Pues sí, no acertaba ni de lejos el comentarista de mi artículo de la semana pasada que especulaba con mi condición de funcionario. Nunca se me ha pasado por la cabeza seriamente la idea de serlo. Mi abuelo lo era (brigada de marina en su caso), pero como era emprendedor y ambicioso, montó en el patio de su casa en Santa Lucía un cocedero de cal y un molino de áridos, cuya imagen aún tengo en el recuerdo, pues el negocio del abuelo dio pie al negocio de mi padre, también emprendedor en el mismo sector de los materiales de construcción. Y era tan buen emprendedor, que se arruinó un par de veces cuando las crisis periódicas se llevaban por delante la parte más débil del sector de la construcción en el que él estaba, que es el de la fabricación. Cuando hay una crisis en el sector inmobiliario, algunos promotores se desentienden de los compromisos con los compradores de los pisos a medio construir y toman las de villadiego. Los constructores tampoco lo tienen difícil, porque hacen mutis por el foro cuando la crisis arrecia y vuelven a contratar a la misma cuadrilla cuando la tempestad amaina. Pero el que siempre se queda al final de la pirámide, soportando las deudas que los promotores y constructores han dejado de pagar, es el que tiene una fábrica en funcionamiento, con suelo, instalaciones y maquinaria a la vista.
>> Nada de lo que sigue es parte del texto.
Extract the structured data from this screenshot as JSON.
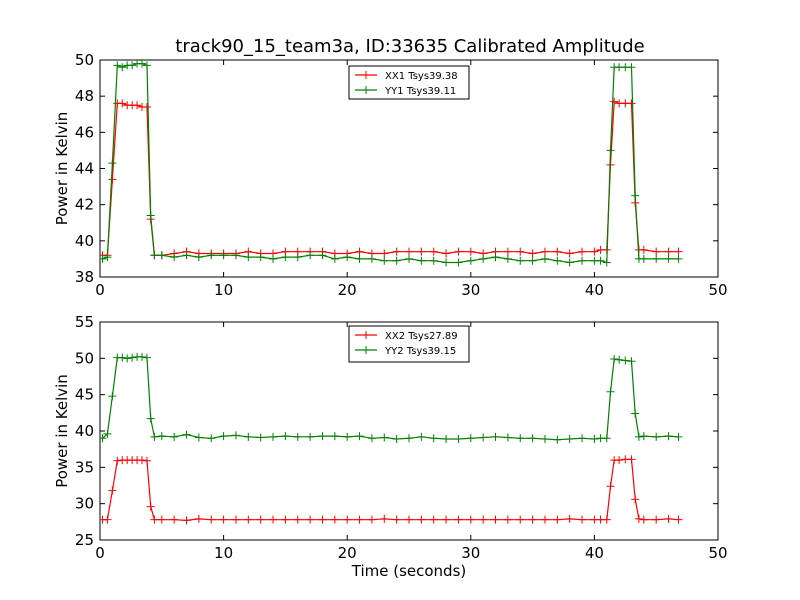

Cuando en un momento determinado decidí incorporarme a trabajar con mi padre, descubrí que su empresa no había levantado cabeza financieramente después de una huelga del sector de la construcción que duró cuarenta días, en tiempos sin ERTE e incluso sin despidos posibles, procedentes o no. Los intereses bancarios por encima del 20% hicieron el resto, en una época en que los directores de banco eran todopoderosos y podían mantener viva una empresa zombi a base de chanchullos a fin de mes, con letras de pelota y descubiertos en cuenta.

Pero trabajar para el banco en espera de una inevitable suspensión de pago no era una perspectiva de futuro muy halagüeña para mí, mi mujer y mi hija recién nacida. Así que conseguí prestadas 300.000 pesetas (una cantidad equivalente más o menos a 2.500 euros en la actualidad) y en septiembre de 1983 y monté mi primer proyecto empresarial. Los inicios fueron duros, pero todo era muy divertido con veintipocos años y el negocio fue francamente bien. Tanto, que en el año 1987 me eligieron joven empresario del año en Cartagena. Pero como la cabra tira al monte, al final una gran parte de mis clientes eran promotores inmobiliarios. Uno de ellos, la gestora de la Cooperativa Ladera, impagó su deuda con nosotros y desarboló las escasa reservas que nos habían quedado después de afrontar la crisis de los años 93 y 94. Al final tuve que reinventarme pero, eso sí, también centrado en el sector inmobiliario, del que conozco hasta la entretelas desde mi especialización en marketing.

Lo que motivó que, después de un período glorioso de espectacular remontada y éxito empresarial, me afectara de lleno la crisis del 2007 en España, y la del 2011 en Portugal, país donde había encontrado un acomodo excelente ayudando a crear desde cero una red inmobiliaria que hoy es la líder indiscutible en ese mercado.

Pues bien, cuando me las prometía más que felices en mi proyecto de madurez ya consolidado y apoyando a la prometedora startup de mi hijo (que, por cierto, se llama Dionisio Escarabajal, como yo, como mi padre y como mi abuelo) ahora me encuentro con esta crisis del Covid, que afortunadamente afronto pertrechado con la experiencia acumulada y la paciencia que me han enseñado la crisis anteriores. Porque si hay algo cierto en la vida del emprendedor es que habrá crisis, y la segunda verdad evidente es que de las crisis se sale, normalmente más sabio, más prudente y más fuerte. Así que si alguien conoce personalmente al autor del comentario y ha leído este artículo, díganle que me tomo como un elogio su apreciación (al fin y al cabo tengo muchos amigos funcionarios que son excelentes profesionales y mejores personas), pero que su imaginación calenturienta está francamente a la altura de la del arquitecto del Odiseo.